Le pilote aurait pour mission première de sortir du dilemme vicieux : remboursement de la dette ou croissance. Les deux sont nécessaires. L’exemple grec est significatif : la dette grecque est en grande partie due à la non perception des impôts. On réduit donc les dépenses de l’Etat. Du coup, moins de contrôleurs pour assurer les rentrées fiscales… Si la cure tue le malade, il faut changer de traitement. Idem si on asphyxie la consommation. Sans elle, pas de relance. Nécessité de penser, plus que jamais, « en dehors de la boîte ».
Le politique, on l’avait cru disparu dans les méandres illusionnistes de la « fin de l’Histoire », théorie qu’inspira naguère la disparition de l’Union soviétique (décembre 1991) et qui n’avait d’autre but que de rendre définitivement hors de doute et de question la pensée économique dominante (Ecole de Chicago, Hayek, Friedman). On croyait alors bien innocemment qu’un marché totalement dérégulé, dopé à coup de délocalisations, de privatisations et de diminutions drastiques des dépenses publiques, suffirait à asseoir la nouvelle société mondialisée. On vit alors apparaître une nouvelle donne où les inégalités, qui avaient été depuis un siècle régulièrement combattues, se creusèrent dans des proportions proprement vertigineuses, laissant en friche des pans entiers de la société, condamnée au chômage de masse et à la paupérisation programmée.
Aujourd’hui chacun l’admet : le « laisser faire » et sa célèbre « main invisible » viennent de toucher leurs limites, le politique a bien du mal à opérer son retour dans l’arène. Fragilisé aux Etats-Unis avec un Obama désavoué par son Congrès, empêtré dans les divisions internes et le manque de gouvernance comme en Europe, il demeure foncièrement hésitant.

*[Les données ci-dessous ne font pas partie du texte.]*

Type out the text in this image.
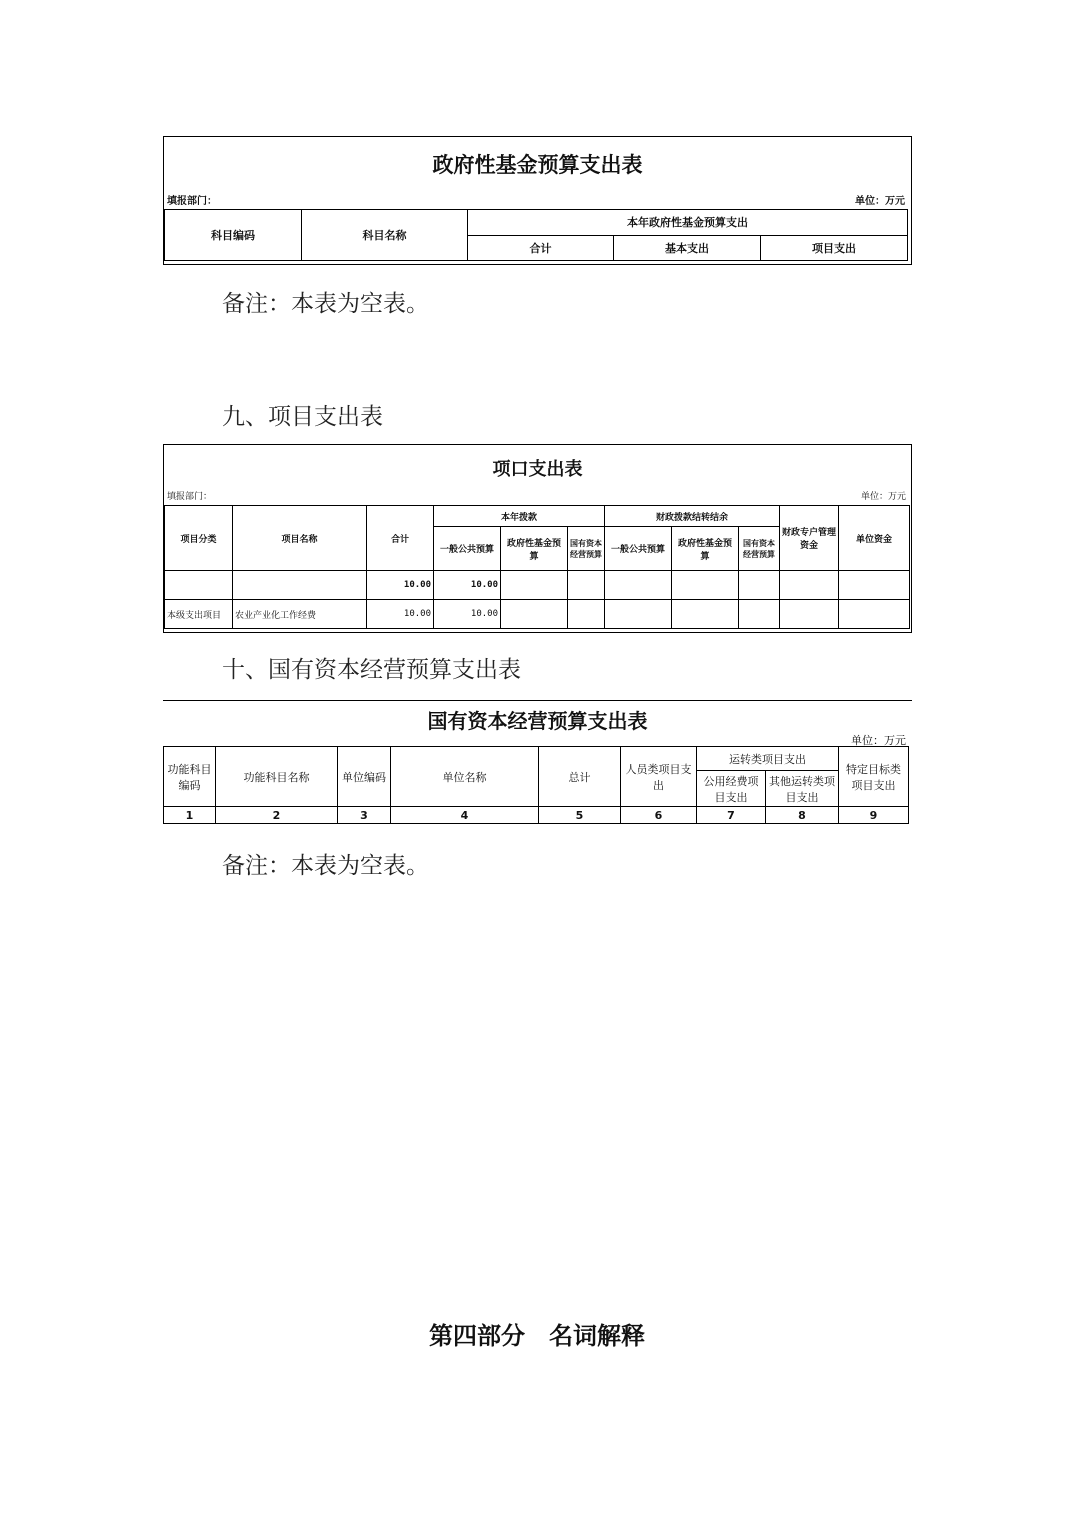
政府性基金预算支出表
填报部门：	单位：万元
科目编码	科目名称	本年政府性基金预算支出		
		合计	基本支出	项目支出
备注：本表为空表。
九、项目支出表
项口支出表
填报部门：	单位：万元
项目分类	项目名称	合计	本年拨款			财政拨款结转结余			财政专户管理资金	单位资金
			一般公共预算	政府性基金预算	国有资本经营预算	一般公共预算	政府性基金预算	国有资本经营预算		
		10.00	10.00							
本级支出项目	农业产业化工作经费	10.00	10.00							
十、国有资本经营预算支出表
国有资本经营预算支出表
单位：万元
功能科目编码	功能科目名称	单位编码	单位名称	总计	人员类项目支出	运转类项目支出		特定目标类项目支出
						公用经费项目支出	其他运转类项目支出	
1	2	3	4	5	6	7	8	9
备注：本表为空表。
第四部分　名词解释
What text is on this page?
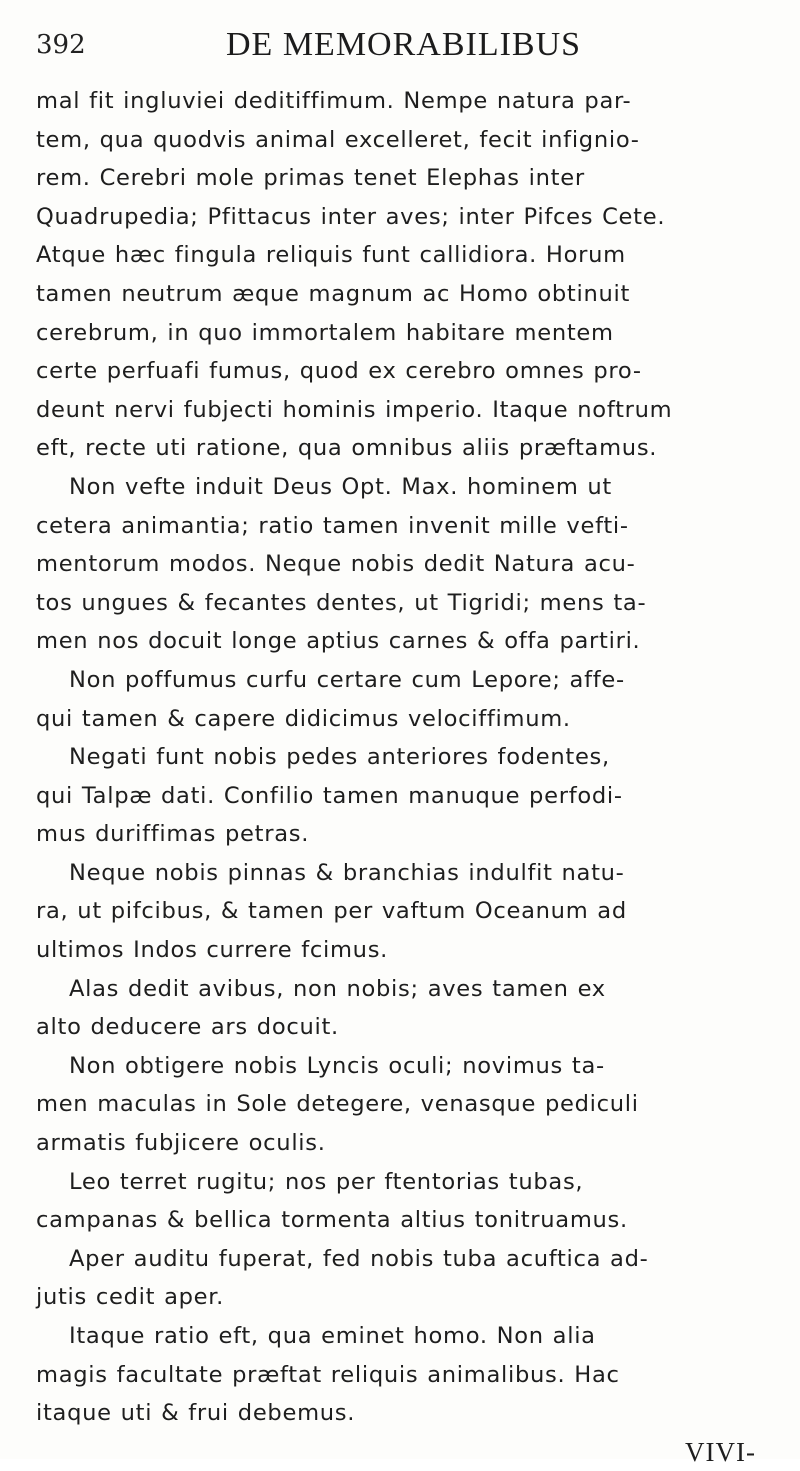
392	DE MEMORABILIBUS
mal fit ingluviei deditiffimum. Nempe natura par-
tem, qua quodvis animal excelleret, fecit infignio-
rem. Cerebri mole primas tenet Elephas inter
Quadrupedia; Pfittacus inter aves; inter Pifces Cete.
Atque hæc fingula reliquis funt callidiora. Horum
tamen neutrum æque magnum ac Homo obtinuit
cerebrum, in quo immortalem habitare mentem
certe perfuafi fumus, quod ex cerebro omnes pro-
deunt nervi fubjecti hominis imperio. Itaque noftrum
eft, recte uti ratione, qua omnibus aliis præftamus.
Non vefte induit Deus Opt. Max. hominem ut
cetera animantia; ratio tamen invenit mille vefti-
mentorum modos. Neque nobis dedit Natura acu-
tos ungues & fecantes dentes, ut Tigridi; mens ta-
men nos docuit longe aptius carnes & offa partiri.
Non poffumus curfu certare cum Lepore; affe-
qui tamen & capere didicimus velociffimum.
Negati funt nobis pedes anteriores fodentes,
qui Talpæ dati. Confilio tamen manuque perfodi-
mus duriffimas petras.
Neque nobis pinnas & branchias indulfit natu-
ra, ut pifcibus, & tamen per vaftum Oceanum ad
ultimos Indos currere fcimus.
Alas dedit avibus, non nobis; aves tamen ex
alto deducere ars docuit.
Non obtigere nobis Lyncis oculi; novimus ta-
men maculas in Sole detegere, venasque pediculi
armatis fubjicere oculis.
Leo terret rugitu; nos per ftentorias tubas,
campanas & bellica tormenta altius tonitruamus.
Aper auditu fuperat, fed nobis tuba acuftica ad-
jutis cedit aper.
Itaque ratio eft, qua eminet homo. Non alia
magis facultate præftat reliquis animalibus. Hac
itaque uti & frui debemus.
VIVI-
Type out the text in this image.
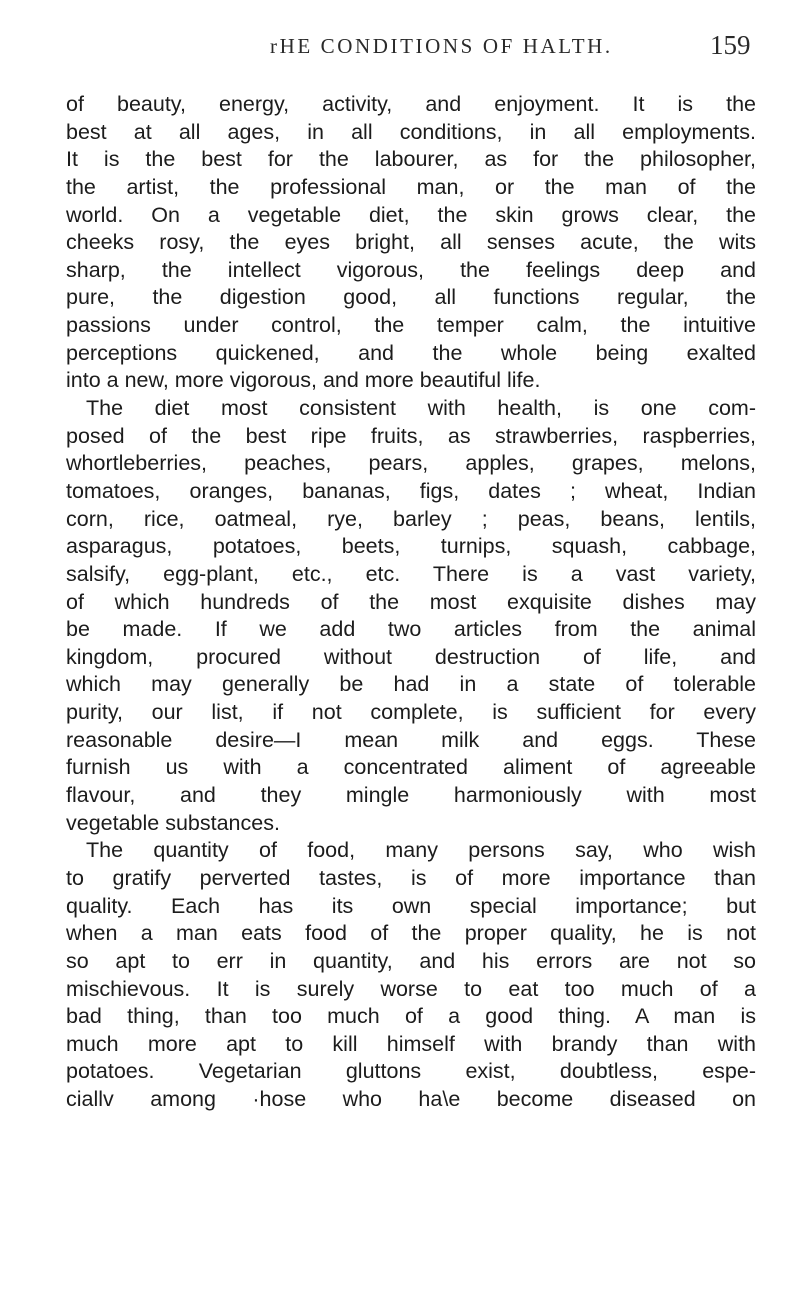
rHE CONDITIONS OF HALTH.	159
of beauty, energy, activity, and enjoyment. It is the
best at all ages, in all conditions, in all employments.
It is the best for the labourer, as for the philosopher,
the artist, the professional man, or the man of the
world. On a vegetable diet, the skin grows clear, the
cheeks rosy, the eyes bright, all senses acute, the wits
sharp, the intellect vigorous, the feelings deep and
pure, the digestion good, all functions regular, the
passions under control, the temper calm, the intuitive
perceptions quickened, and the whole being exalted
into a new, more vigorous, and more beautiful life.
The diet most consistent with health, is one com-
posed of the best ripe fruits, as strawberries, raspberries,
whortleberries, peaches, pears, apples, grapes, melons,
tomatoes, oranges, bananas, figs, dates ; wheat, Indian
corn, rice, oatmeal, rye, barley ; peas, beans, lentils,
asparagus, potatoes, beets, turnips, squash, cabbage,
salsify, egg-plant, etc., etc. There is a vast variety,
of which hundreds of the most exquisite dishes may
be made. If we add two articles from the animal
kingdom, procured without destruction of life, and
which may generally be had in a state of tolerable
purity, our list, if not complete, is sufficient for every
reasonable desire—I mean milk and eggs. These
furnish us with a concentrated aliment of agreeable
flavour, and they mingle harmoniously with most
vegetable substances.
The quantity of food, many persons say, who wish
to gratify perverted tastes, is of more importance than
quality. Each has its own special importance; but
when a man eats food of the proper quality, he is not
so apt to err in quantity, and his errors are not so
mischievous. It is surely worse to eat too much of a
bad thing, than too much of a good thing. A man is
much more apt to kill himself with brandy than with
potatoes. Vegetarian gluttons exist, doubtless, espe-
ciallv among ·hose who ha\e become diseased on
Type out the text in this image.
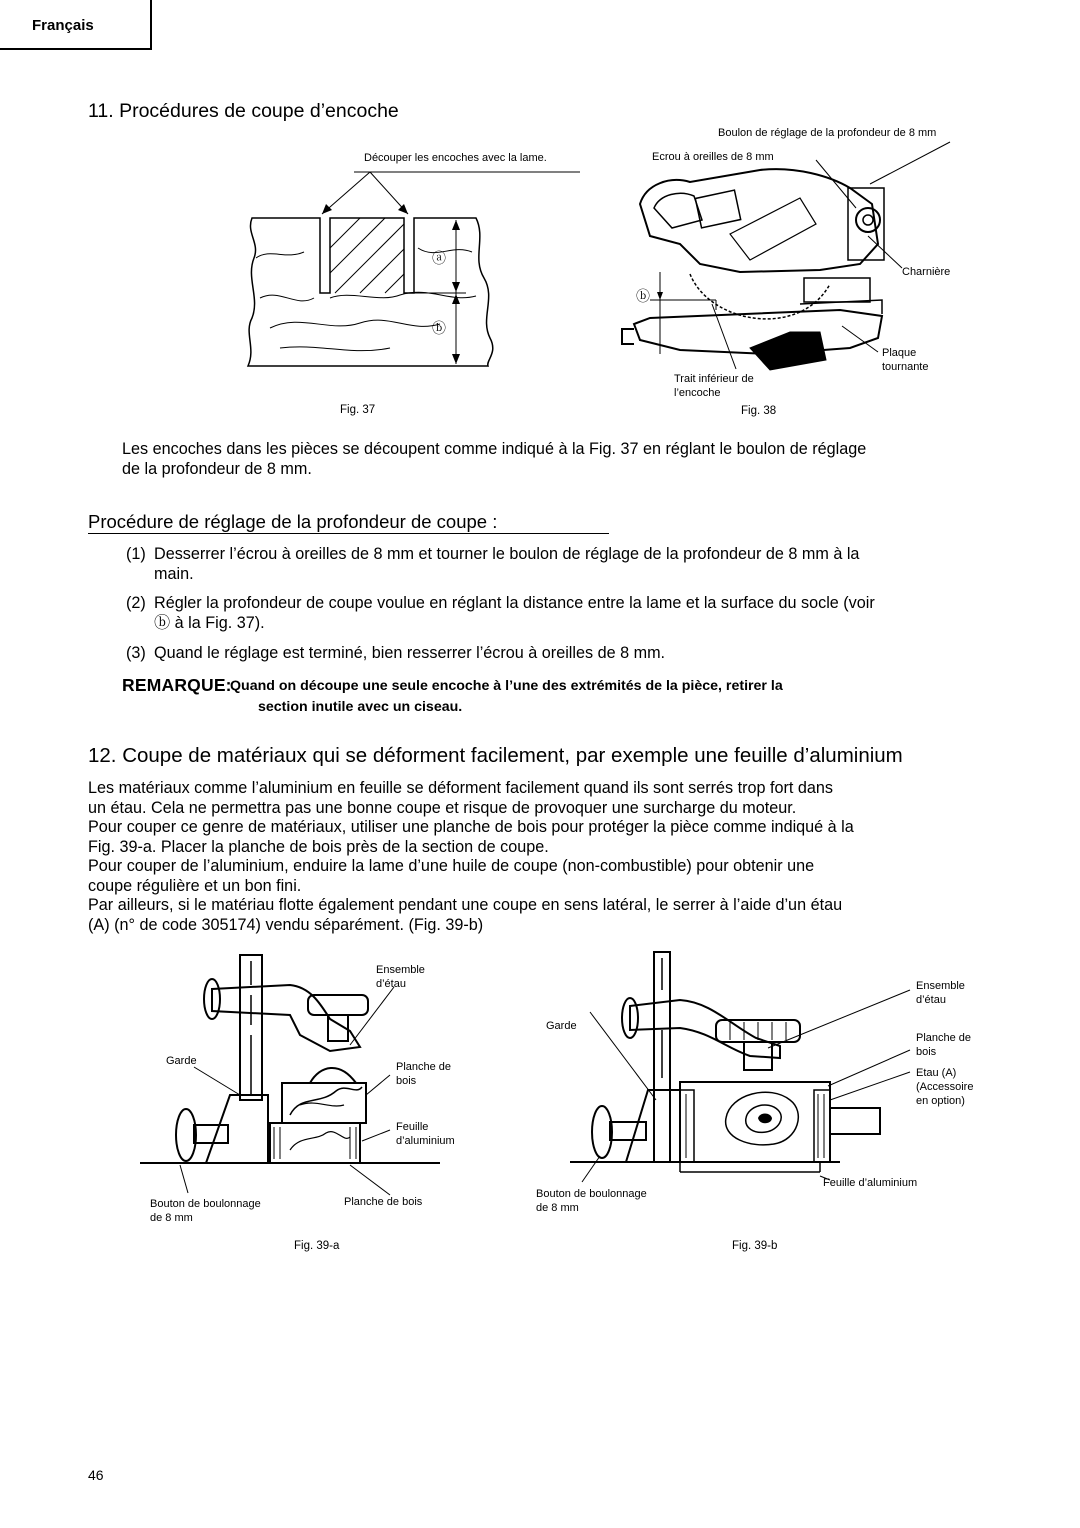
Français
11. Procédures de coupe d’encoche
Découper les encoches avec la lame.
ⓐ
ⓑ
Fig. 37
Boulon de réglage de la profondeur de 8 mm
Ecrou à oreilles de 8 mm
ⓑ
Charnière
Plaque
tournante
Trait inférieur de
l’encoche
Fig. 38
Les encoches dans les pièces se découpent comme indiqué à la Fig. 37 en réglant le boulon de réglage
de la profondeur de 8 mm.
Procédure de réglage de la profondeur de coupe :
(1) Desserrer l’écrou à oreilles de 8 mm et tourner le boulon de réglage de la profondeur de 8 mm à la
main.
(2) Régler la profondeur de coupe voulue en réglant la distance entre la lame et la surface du socle (voir
ⓑ à la Fig. 37).
(3) Quand le réglage est terminé, bien resserrer l’écrou à oreilles de 8 mm.
REMARQUE:
Quand on découpe une seule encoche à l’une des extrémités de la pièce, retirer la
section inutile avec un ciseau.
12. Coupe de matériaux qui se déforment facilement, par exemple une feuille d’aluminium
Les matériaux comme l’aluminium en feuille se déforment facilement quand ils sont serrés trop fort dans
un étau. Cela ne permettra pas une bonne coupe et risque de provoquer une surcharge du moteur.
Pour couper ce genre de matériaux, utiliser une planche de bois pour protéger la pièce comme indiqué à la
Fig. 39-a. Placer la planche de bois près de la section de coupe.
Pour couper de l’aluminium, enduire la lame d’une huile de coupe (non-combustible) pour obtenir une
coupe régulière et un bon fini.
Par ailleurs, si le matériau flotte également pendant une coupe en sens latéral, le serrer à l’aide d’un étau
(A) (n° de code 305174) vendu séparément. (Fig. 39-b)
Ensemble
d’étau
Garde	Planche de
bois
Feuille
d’aluminium
Bouton de boulonnage
de 8 mm
Planche de bois
Fig. 39-a
Ensemble
d’étau
Garde
Planche de
bois
Etau (A)
(Accessoire
en option)
Feuille d’aluminium
Bouton de boulonnage
de 8 mm
Fig. 39-b
46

Même si personne ne conteste plus aujourd’hui le nécessaire retour à une économie plus éthique et mieux encadrée, les choses hésitent encore à se mettre en place.
Car ce qui n’est plus assuré, c’est bien ce principe intangible : le droit des peuples à disposer d’eux-mêmes. Plus que nos économies, c’est la sauvegarde de notre modèle républicain qui est en jeu. Nos élus attendaient du citoyen qu’il admette sans comprendre : qu’il admette le chômage de masse en contrepartie du maintien de son pouvoir d’achat, la casse du service public au prétexte d’économie budgétaire, la crise étendue sur plus de 30 ans au nom de réajustements provisoires d’un système prétendument parfait. Cette époque vient de prendre fin. Les « Indignés » manifestent déjà bruyamment leur mécontentement, quand l’indignation ne tourne pas à l’émeute, comme en Grande-Bretagne. Et le premier ministre islandais, jugé pour son rôle dans les malheurs économiques de son pays, vient de passer devant un tribunal. Pourquoi les Etats se sont-ils dépouillés sans contrepartie en faveur des banques ? Pourquoi se sont-ils laissé encadrer par la finance au lieu d’encadrer la finance ? Les faits et les responsabilités devront être établis.
La dette de l’un est la dette de tous. Lorsque cette réalité comptable deviendra réalité politique, l’Europe aura fait un bond énorme vers cette maturité qui lui fait jusqu’ici si cruellement défaut. La nouvelle donne nous place désormais devant un choix clair : demain, nous serons soit solidaires soit morts. Alternative au fond assez morale, et pour tout dire assez réjouissante.
De la « main invisible » au coup de pied au cul bien visible, le monde est bel et bien contraint au changement.